Sie tragen kleine farbige Schleifen am Revers, nennen sich nicht Kommilitoninnen sondern Bundesschwestern und haben sich Freundschaft fürs Leben gelobt - Damenverbindungen betreiben eine Form des Networking, die den meisten etwas angestaubt erscheint. Doch der Einbruch in die männerbeherrschte Verbindungswelt hat offenbar Konjunktur. Inzwischen gibt es in Deutschland rund vierzig reine Damenverbindungen, seit einem Jahr auch eine in Köln. Die Rituale des Verbindungslebens werden auch hier gepflegt.

    Das hier sind Zipfel der ADV Helenia, da ist hier vorne unser Zirkel drauf, und die tauscht man mit besonderen Personen, zu denen man ein besonderes Verhältnis hat, und da steht dann auch immer drauf, mit wem getauscht wird, das Semester und ein besonderer Spruch, den man sich aussucht, der einen verbindet.

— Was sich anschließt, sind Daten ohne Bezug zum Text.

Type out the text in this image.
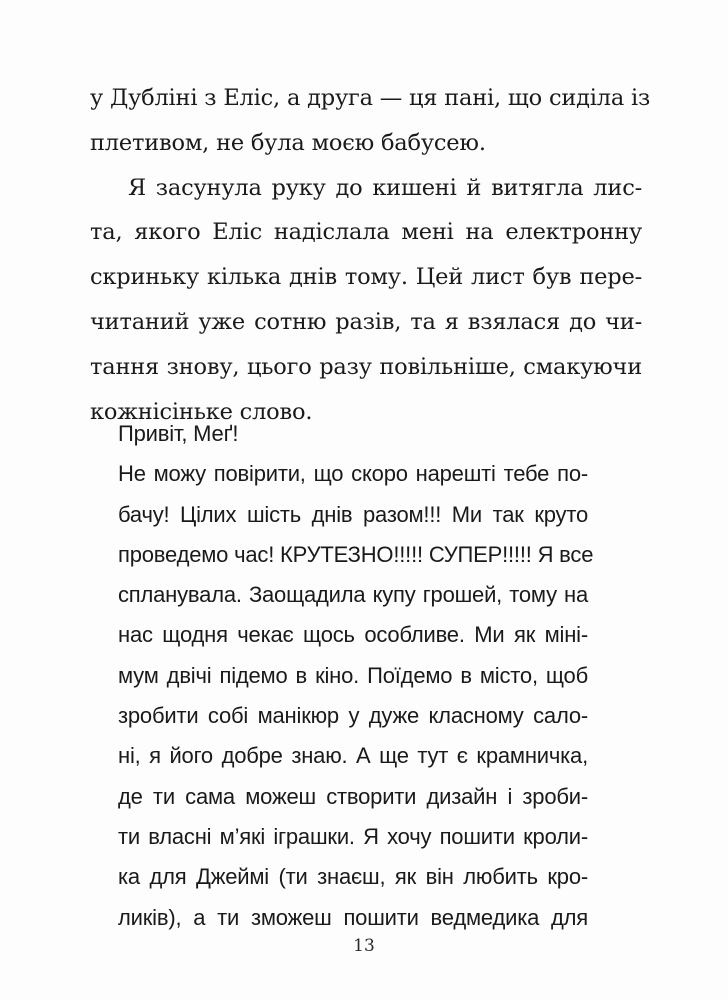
у Дубліні з Еліс, а друга — ця пані, що сиділа із
плетивом, не була моєю бабусею.
Я засунула руку до кишені й витягла лис-
та, якого Еліс надіслала мені на електронну
скриньку кілька днів тому. Цей лист був пере-
читаний уже сотню разів, та я взялася до чи-
тання знову, цього разу повільніше, смакуючи
кожнісіньке слово.
Привіт, Меґ!
Не можу повірити, що скоро нарешті тебе по-
бачу! Цілих шість днів разом!!! Ми так круто
проведемо час! КРУТЕЗНО!!!!! СУПЕР!!!!! Я все
спланувала. Заощадила купу грошей, тому на
нас щодня чекає щось особливе. Ми як міні-
мум двічі підемо в кіно. Поїдемо в місто, щоб
зробити собі манікюр у дуже класному сало-
ні, я його добре знаю. А ще тут є крамничка,
де ти сама можеш створити дизайн і зроби-
ти власні м’які іграшки. Я хочу пошити кроли-
ка для Джеймі (ти знаєш, як він любить кро-
ликів), а ти зможеш пошити ведмедика для
13
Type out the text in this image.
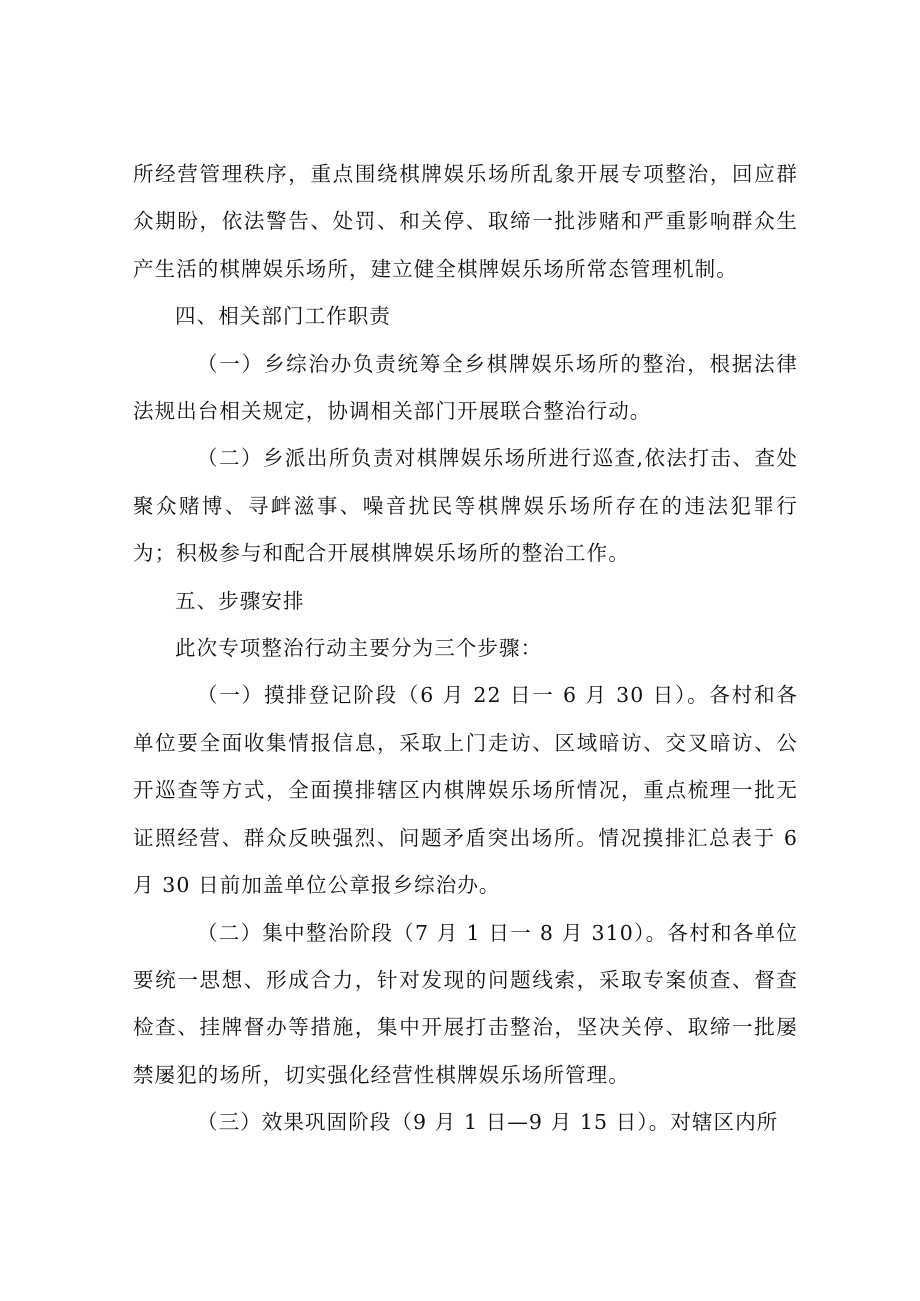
所经营管理秩序，重点围绕棋牌娱乐场所乱象开展专项整治，回应群众期盼，依法警告、处罚、和关停、取缔一批涉赌和严重影响群众生产生活的棋牌娱乐场所，建立健全棋牌娱乐场所常态管理机制。

四、相关部门工作职责

（一）乡综治办负责统筹全乡棋牌娱乐场所的整治，根据法律法规出台相关规定，协调相关部门开展联合整治行动。

（二）乡派出所负责对棋牌娱乐场所进行巡查,依法打击、查处聚众赌博、寻衅滋事、噪音扰民等棋牌娱乐场所存在的违法犯罪行为；积极参与和配合开展棋牌娱乐场所的整治工作。

五、步骤安排

此次专项整治行动主要分为三个步骤：

（一）摸排登记阶段（6 月 22 日一 6 月 30 日）。各村和各单位要全面收集情报信息，采取上门走访、区域暗访、交叉暗访、公开巡查等方式，全面摸排辖区内棋牌娱乐场所情况，重点梳理一批无证照经营、群众反映强烈、问题矛盾突出场所。情况摸排汇总表于 6 月 30 日前加盖单位公章报乡综治办。

（二）集中整治阶段（7 月 1 日一 8 月 310）。各村和各单位要统一思想、形成合力，针对发现的问题线索，采取专案侦查、督查检查、挂牌督办等措施，集中开展打击整治，坚决关停、取缔一批屡禁屡犯的场所，切实强化经营性棋牌娱乐场所管理。

（三）效果巩固阶段（9 月 1 日—9 月 15 日）。对辖区内所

    Die Zipfel, gravierte Freundschaftsplättchen, die Nicole Gawlitza an einem Bund trägt und der Zipfeltausch sind zentrale Rituale im Gemeinschaftsleben der Akademischen Damenverbindung Helenia zu Köln. Zehn Studentinnen gehören inzwischen dazu:

    Eine Ökotrophologin , eine ist bei der Bundeswehrverwaltung, ich studiere selbst Wirtschaft, eine im Grundschulreferendariat, ne Juristin, also es ist bunt gemischt, Medizin, alles dabei

    Erklärt Ulrike Bierther, in diesem Semester Seniora, also die Vorsitzende der Verbindung. Sechs sind sogenannte Bundesschwestern, vier sind noch Füxe - Anwärterinnen auf die Mitgliedschaft.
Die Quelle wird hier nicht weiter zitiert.